それならば、私は、泥水の中で美しく咲く蓮の花のように生きたい。
7月26日 吉永英未
《今後の予定》
7月27日 寝台列車で19時間湖南省怀化支教地区(貧困地区)へ
7月28日~8月12日 支教
8月12日~8月14日 湖南省見学
8月15日~長沙から列車で上海へ
8月18日 テレビ収録 在中国日本大使館 日本人留学生と日中関係
日本人留学生として日本領事館で日中学生による討論会のテレビ
取材を受けることになりました。
8月19日 鹿児島へ帰国
9月2日 上海へ戻る 研究生2年生一学期開始
7月27日からの半月は、中国語では「支教」と呼ばれる、中国の貧困地区で子供たちに教育を提供するボランティアに参加します。学校の宿舎に子供達と住み、一緒に過ごします。

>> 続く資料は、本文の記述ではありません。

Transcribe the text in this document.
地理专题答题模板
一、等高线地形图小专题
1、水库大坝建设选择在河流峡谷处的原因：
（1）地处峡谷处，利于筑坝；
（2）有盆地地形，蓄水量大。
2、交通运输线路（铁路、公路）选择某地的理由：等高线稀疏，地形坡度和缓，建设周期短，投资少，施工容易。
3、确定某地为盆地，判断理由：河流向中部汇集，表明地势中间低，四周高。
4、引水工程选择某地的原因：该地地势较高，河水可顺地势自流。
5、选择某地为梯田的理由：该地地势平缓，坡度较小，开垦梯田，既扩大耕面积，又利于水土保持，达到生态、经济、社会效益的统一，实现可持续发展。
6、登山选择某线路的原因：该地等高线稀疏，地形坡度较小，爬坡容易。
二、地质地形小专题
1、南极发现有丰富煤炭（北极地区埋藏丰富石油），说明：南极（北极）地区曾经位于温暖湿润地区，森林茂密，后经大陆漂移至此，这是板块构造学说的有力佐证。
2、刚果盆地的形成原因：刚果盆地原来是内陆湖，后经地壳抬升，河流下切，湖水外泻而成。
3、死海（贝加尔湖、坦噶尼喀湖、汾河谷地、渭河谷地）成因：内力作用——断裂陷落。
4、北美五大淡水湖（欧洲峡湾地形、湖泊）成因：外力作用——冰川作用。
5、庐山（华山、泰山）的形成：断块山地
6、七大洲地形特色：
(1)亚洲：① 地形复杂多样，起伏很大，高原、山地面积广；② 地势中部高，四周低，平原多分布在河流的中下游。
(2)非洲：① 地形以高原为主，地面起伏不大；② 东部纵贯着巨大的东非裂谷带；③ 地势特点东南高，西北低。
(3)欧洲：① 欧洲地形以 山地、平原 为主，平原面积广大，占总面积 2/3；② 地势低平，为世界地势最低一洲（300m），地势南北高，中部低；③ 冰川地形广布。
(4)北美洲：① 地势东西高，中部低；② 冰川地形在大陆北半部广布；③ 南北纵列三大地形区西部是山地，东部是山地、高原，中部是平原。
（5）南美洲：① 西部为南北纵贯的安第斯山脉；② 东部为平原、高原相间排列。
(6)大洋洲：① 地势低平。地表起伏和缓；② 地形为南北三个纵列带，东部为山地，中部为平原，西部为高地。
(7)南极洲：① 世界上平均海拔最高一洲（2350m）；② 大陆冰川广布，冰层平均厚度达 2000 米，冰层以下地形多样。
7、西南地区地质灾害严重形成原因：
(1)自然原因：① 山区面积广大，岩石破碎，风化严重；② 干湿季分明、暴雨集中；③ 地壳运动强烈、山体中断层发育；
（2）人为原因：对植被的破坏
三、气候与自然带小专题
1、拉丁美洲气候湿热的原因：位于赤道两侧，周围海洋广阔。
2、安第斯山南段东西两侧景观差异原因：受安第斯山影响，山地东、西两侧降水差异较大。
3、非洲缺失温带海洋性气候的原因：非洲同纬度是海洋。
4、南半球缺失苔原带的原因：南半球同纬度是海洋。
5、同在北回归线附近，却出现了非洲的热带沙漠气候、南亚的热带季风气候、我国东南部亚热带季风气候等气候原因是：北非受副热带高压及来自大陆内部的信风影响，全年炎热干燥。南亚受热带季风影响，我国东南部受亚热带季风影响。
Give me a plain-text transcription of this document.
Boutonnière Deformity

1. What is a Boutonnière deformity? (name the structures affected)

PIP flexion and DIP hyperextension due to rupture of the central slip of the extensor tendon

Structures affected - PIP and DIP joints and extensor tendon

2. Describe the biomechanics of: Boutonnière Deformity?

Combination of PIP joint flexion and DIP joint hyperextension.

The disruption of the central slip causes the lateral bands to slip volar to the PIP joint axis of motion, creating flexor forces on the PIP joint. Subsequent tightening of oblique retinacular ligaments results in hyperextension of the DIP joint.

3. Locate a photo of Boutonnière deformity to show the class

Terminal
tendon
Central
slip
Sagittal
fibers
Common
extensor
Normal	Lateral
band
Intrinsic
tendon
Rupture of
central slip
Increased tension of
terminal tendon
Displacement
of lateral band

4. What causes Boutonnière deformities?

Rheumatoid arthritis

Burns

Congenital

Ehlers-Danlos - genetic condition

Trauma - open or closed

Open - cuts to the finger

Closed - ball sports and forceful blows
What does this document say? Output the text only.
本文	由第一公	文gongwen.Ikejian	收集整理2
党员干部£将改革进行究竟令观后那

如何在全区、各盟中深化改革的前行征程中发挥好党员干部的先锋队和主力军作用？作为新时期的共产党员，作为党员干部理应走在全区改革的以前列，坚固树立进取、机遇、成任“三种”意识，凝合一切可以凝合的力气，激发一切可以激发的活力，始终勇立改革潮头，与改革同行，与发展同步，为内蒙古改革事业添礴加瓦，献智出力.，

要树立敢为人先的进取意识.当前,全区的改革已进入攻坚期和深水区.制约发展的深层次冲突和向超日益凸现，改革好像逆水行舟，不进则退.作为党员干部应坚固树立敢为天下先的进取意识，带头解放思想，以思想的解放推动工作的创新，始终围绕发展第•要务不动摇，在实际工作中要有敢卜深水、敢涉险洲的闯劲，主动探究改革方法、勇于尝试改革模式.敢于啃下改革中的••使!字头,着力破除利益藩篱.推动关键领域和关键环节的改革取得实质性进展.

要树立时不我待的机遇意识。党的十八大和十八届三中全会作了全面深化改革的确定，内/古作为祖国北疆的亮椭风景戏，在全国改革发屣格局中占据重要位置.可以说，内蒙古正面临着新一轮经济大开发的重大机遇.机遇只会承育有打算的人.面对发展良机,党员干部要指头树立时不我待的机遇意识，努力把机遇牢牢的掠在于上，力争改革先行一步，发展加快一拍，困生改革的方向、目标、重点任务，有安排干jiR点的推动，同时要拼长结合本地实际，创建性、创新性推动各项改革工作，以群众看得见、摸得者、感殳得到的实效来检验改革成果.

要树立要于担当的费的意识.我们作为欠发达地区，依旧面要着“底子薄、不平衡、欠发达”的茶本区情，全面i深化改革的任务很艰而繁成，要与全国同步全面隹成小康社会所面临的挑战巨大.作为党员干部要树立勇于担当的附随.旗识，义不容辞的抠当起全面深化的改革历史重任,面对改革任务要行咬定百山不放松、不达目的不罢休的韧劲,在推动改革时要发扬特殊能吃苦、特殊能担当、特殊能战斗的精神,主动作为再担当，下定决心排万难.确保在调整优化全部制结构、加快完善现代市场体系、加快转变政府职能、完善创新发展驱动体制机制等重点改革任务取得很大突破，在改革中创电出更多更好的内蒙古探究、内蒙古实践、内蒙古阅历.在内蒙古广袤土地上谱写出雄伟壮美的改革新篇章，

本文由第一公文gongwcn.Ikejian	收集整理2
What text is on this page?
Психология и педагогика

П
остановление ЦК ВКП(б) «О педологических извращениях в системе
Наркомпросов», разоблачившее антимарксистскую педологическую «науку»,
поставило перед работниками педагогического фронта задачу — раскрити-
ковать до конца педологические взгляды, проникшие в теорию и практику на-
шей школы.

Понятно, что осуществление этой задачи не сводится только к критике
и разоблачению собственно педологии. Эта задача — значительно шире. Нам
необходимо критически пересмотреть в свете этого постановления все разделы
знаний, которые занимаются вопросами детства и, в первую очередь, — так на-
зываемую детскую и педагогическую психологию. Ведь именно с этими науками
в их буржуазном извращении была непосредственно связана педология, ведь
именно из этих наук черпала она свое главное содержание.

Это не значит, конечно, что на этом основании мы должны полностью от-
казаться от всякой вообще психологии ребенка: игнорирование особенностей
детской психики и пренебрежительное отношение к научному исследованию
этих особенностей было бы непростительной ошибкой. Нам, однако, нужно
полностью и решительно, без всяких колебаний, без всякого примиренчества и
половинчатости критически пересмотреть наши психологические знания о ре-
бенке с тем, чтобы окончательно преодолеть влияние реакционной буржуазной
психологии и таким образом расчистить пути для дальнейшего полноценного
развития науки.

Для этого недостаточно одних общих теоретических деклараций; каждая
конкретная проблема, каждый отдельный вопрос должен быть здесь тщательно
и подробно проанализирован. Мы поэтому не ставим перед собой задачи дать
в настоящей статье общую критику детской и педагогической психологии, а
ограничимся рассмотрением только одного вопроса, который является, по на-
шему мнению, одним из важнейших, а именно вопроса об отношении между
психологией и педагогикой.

私の支敷場所は国家重点支教地に指定されている、中国で最も貧しい地区のひとつです。
支教に参加し、中国の貧困地区の子供たちのために微力ながら自分の力を尽くすことは、中国に留学中に行いたい事のひとつでした。
厳しい体力テストと面接を通過して、復旦大学代表として毎年支教を行っている小学校に派遣されます。
私達は全員で8人のグループです。私は副リーダーになりました。過酷な環境の中で過ごす2週間にある程度の覚悟は出来ていますが、どんなところなのか、行ってみなければわかりません。
でもきっと、どんな困難も8人で乗り越えていきたいと思います。
また、現地ではインターネットに繋ぐことが難しいかもしれませんが、チャンスがあり次第ネットに繋いでみたいと思います。
それでは、鹿児島にいらっしゃる方は鹿児島でお会いしましょう!日本の皆様、暑さに負けずに、一日一日幸せな日々をお過ごしください。